Il primo approccio ai racconti di Lydia Davis può essere destabilizzante: sono testi perlopiù brevi, a volte brevissimi, che in rari casi superano la decina di pagine, dove non accade quasi mai nulla. O dove un’azione banale assurge a motore narrativo, ammantandosi di un’aura di solennità che in qualsiasi altro contesto le sarebbe preclusa.
Ma una volta superato quel pizzico di diffidenza verso pagine che sembrano minare le più radicate certezze del lettore, si verrà piacevolmente travolti in una sorta di vorticosa dipendenza verso questi racconti asimmetrici, spiazzanti e totalmente anticonvenzionali, nella gloriosa prosaicità dei loro argomenti. Per fare un esempio, l’“Osservazione sulle faccende domestiche” che campeggia sulla copertina della raccolta non è che il titolo di uno dei racconti, che recita, nella sua interezza: “Sotto tutto questo sporco, il pavimento è davvero pulitissimo”.
Ritroviamo questo stesso efficace acume pervaso di ironia, capace di accennare con una leggerezza per lo più inedita a una serie di aspetti della vita in cui è difficile non ritrovarsi, in molti dei testi tradotti da Adelaide Cioni – uno su tutti, il pressoché perfetto elenco dal titolo: “Sono abbastanza a mio agio, ma potrei esserlo un po’ di più”, che inizia con “Sono stanca. / Le persone davanti a noi ci stanno mettendo un sacco a scegliere i gusti del gelato. / Mi fa male il pollice. / Un uomo sta tossendo durante il concerto” e prosegue con “Devo andare in bagno ma è occupato. / L’acqua per il tè ci mette troppo a bollire” per finire con il peggiore dei fastidi inconfessabili, ovvero “il ticchettio dell’orologio è fortissimo”.
Ci sentiamo esposti, nel leggere Davis, come se l’autrice guardasse attraverso il buco di una serratura a tutti quei momenti che di fatto compongono la nostra giornata ma sui quali non ci soffermiamo mai, relegandoli a una periferia della narrazione dalla quale Davis vuole invece riscattarli, per donare loro un ruolo centrale e offrirci nuove prospettive, letterarie e di senso.

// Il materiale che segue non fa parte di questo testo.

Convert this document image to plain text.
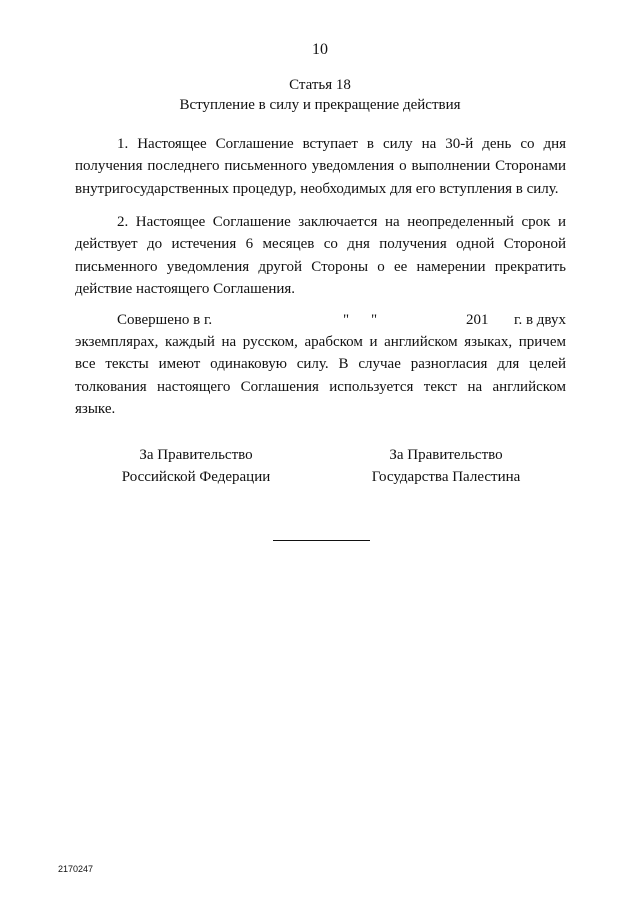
10
Статья 18
Вступление в силу и прекращение действия

1. Настоящее Соглашение вступает в силу на 30-й день со дня получения последнего письменного уведомления о выполнении Сторонами внутригосударственных процедур, необходимых для его вступления в силу.

2. Настоящее Соглашение заключается на неопределенный срок и действует до истечения 6 месяцев со дня получения одной Стороной письменного уведомления другой Стороны о ее намерении прекратить действие настоящего Соглашения.

Совершено в г.	" "	201 г. в двух

экземплярах, каждый на русском, арабском и английском языках, причем все тексты имеют одинаковую силу. В случае разногласия для целей толкования настоящего Соглашения используется текст на английском языке.

За Правительство
Российской Федерации
За Правительство
Государства Палестина
2170247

Una volta entrati nell’universo di Davis, nel quale ci sentiamo a prima vista come dentro uno specchio deformante salvo accorgerci poi che l’immagine riflessa combacia alla perfezione con la realtà, e che a essere deformata è la narrazione elusiva e finalizzata a uno scopo che siamo abituati a chiamare realtà, non stupisce che John Freeman abbia detto dei suoi racconti che si tratta della “più rivoluzionaria raccolta di storie scritta da un autore negli ultimi venticinque anni”. Rivoluzione che opera, innanzitutto, sullo sguardo del lettore: la nostra attenzione viene – a volte dolcemente, a volte più bruscamente – deviata verso particolari apparentemente insignificanti che, sotto la magistrale penna di Davis, si dilatano nel tempo e nello spazio fino a inglobare territori di significati tradizionalmente più “nobili” (i grandi temi, dall’amore alla morte) e ad affrontarli alla luce di quanto, di fatto e con assoluta concretezza, abbiamo sotto gli occhi.
Uno degli effetti secondari di questa prosa al contempo contemporanea e antica – nella sua apparente facilità e nella sua semplice complessità –, è quello di relativizzare l’antropocentrismo narrativo, tuttora dominante in letteratura: gli oggetti e gli animali sono protagonisti attivi tanto quanto gli esseri umani i quali, dal canto loro, si riscoprono più simili tra loro e maggiormente intenti a occuparsi di piccole cose di quanto il mito letterario dell’unicità voglia farci credere. Allo stesso modo, anche i sogni (e le storie tratte da Flaubert) entrano a far parte della realtà, proprio come la morte attraversa la vita, e viceversa. Sono le azioni quotidiane, i piccoli piaceri, le abitudini e le inclinazioni a descrivere chi vive, come chi muore: ed è così che in “Necrologi” leggiamo che, tra gli altri, “Helen amava le lunghe passeggiate, il giardinaggio e i suoi nipoti. / Richard aveva fondato una ditta tutta sua.”, mentre “Albert era un grande amante degli animali.”